Okur Osman Can’ın Kenan Evren’e borçlandığını da söylüyor.
Yalçın Bayer bunun böyle olacağını “Şeker Çocuk” başlığı altında daha 26 Ağustos 2010’da yazmıştı. (Hürriyet)
Osman Can 12 Eylül faşizminin en önemli kurumlarından YÖK’ün şahsa mahsus tahsis ettiği kadro ile atanmayı hazmediyor ve görevine başlıyor!
Aynı Osman Can Avrupa’da bir sürü ülkede Adalet Bakanı’nın HSYK benzeri kurumlarda yer aldığını da söylemişti. Ancak, bizzat Adalet Bakanı onun gibi “yalan/yanlış” konuşanları tekzip ediyor. 
* * *
Geçen akşam bir tartışma programında Avrupa’da hiçbir ülkede Adalet Bakanı ve Müsteşarı’nın HSYK benzeri kurumlarda yer almadığını söyleyince bir emekli savcı “pek çok ülkede olduğunu” söyledi. Israrla ülke ismi vermesini isteyince ve ben hırgür çıkarınca birkaç ülke adını yalan/yanlış telaffuz etti. Ben de çileden çıkarak kendisine “yalancı” diye bağırdım ve beni mahkemeye vermesini istedim. Bir diğer emekli hukukçu da İsveç’te HSYK üyelerini hükümetin seçtiğini söyleyerek arkadaşına destek çıktı! Halbuki konu “Adalet Bakanı” idi.
* * *
Son dönemde Adalet Bakanlığı’nın sözcülüğüne soyunan Nazlı Ilıcak dün Adalet Bakanı ile yaptığı söyleşiyi yayınladı. (Sabah, 13 Ekim 2010)
Söyleşinin bir yerinde şu konuşma geçiyor:
“- Avrupa standardına yakışmayan bir yapıdan söz ediliyor; Adalet Bakanı ve müsteşarının Kurul’da yer alması, olumsuz karşılanıyor. Adalet Bakanı’nın Kurul’da bulunduğu Batı’dan bir örnek verebilir misiniz?

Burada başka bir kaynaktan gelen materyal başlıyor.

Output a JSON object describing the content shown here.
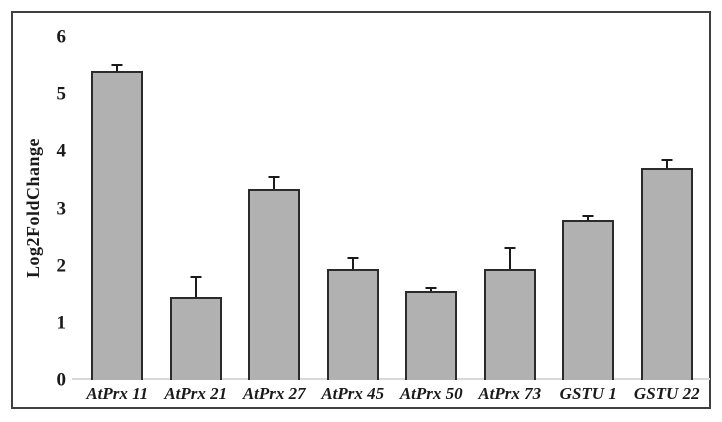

- Örneği hemen Fransa’dan vereyim. Cumhurbaşkanı, başkan, Adalet Bakanı, başkan yardımcısı. Ama diyeceksiniz ki,
- 2010’da bu sistem sona eriyor.
- Tam da onu söyleyecektim. Adalet Bakanı’nı ve Cumhurbaşkanı’nı Kurul’dan çıkarıyorlar. Fransa’nın yeni getirdiği sistemi benimsesek, burada kıyamet kopar...”
* * *
Bakan “Adalet Bakanı ve müsteşarının Kurul’da yer alması” sorulunca önce “örneği hemen Fransa’dan vereyim” diyor. Sağ olsun Nazlı Hanım “2010’da bu sistem sona eriyor” diye uyarınca, o da sağ olsun, doğruyu söylüyor. Böylece Avrupa’da hiçbir ülkede Adalet Bakanı veya Müsteşar’ın HSYK üyesi/başkanı olmadığı ortaya çıkıyor. Bakan Bey eski sistemde “Adalet Bakanı var” derken de yanılıyor ama önemi yok. Ancak Fransa’daki sistem Türkiye’de uygulansa neden kıyamet kopar, Bakan açıklıyor ama ben anlamadım.
İşin doğrusu şöyle:
“Avrupa’da hiçbir ülkede hem bakan hem de müsteşar HSYK’ya üye değil. Sık sık Fransa, İtalya örnekleri veriliyor. Fransa’da Cumhurbaşkanı’nın Yüksek Yargıçlar Konseyi Başkanı olması kuvvetler ayrılığı ilkesine aykırı görüldüğünden anayasada değişiklik yapıldı... İtalya’da ise cumhurbaşkanlığı sembolik bir makam... Gerçekte başkanlık yüksek yargı tarafından yürütülüyor.” (Rıza Türmen, Milliyet, 6 Eylül 2010)
* * *
Bu ülkenin namusunun emanet edildiği hukukçuların utanmadan/sıkılmadan ve dahi ısrarla yalan/yanlış bilgi vermeleri beni çileden çıkarıyor!
Bas bas bağırıyorlar:
“Yaşasın 12 Eylül faşizminin işimize gelen yönleri!”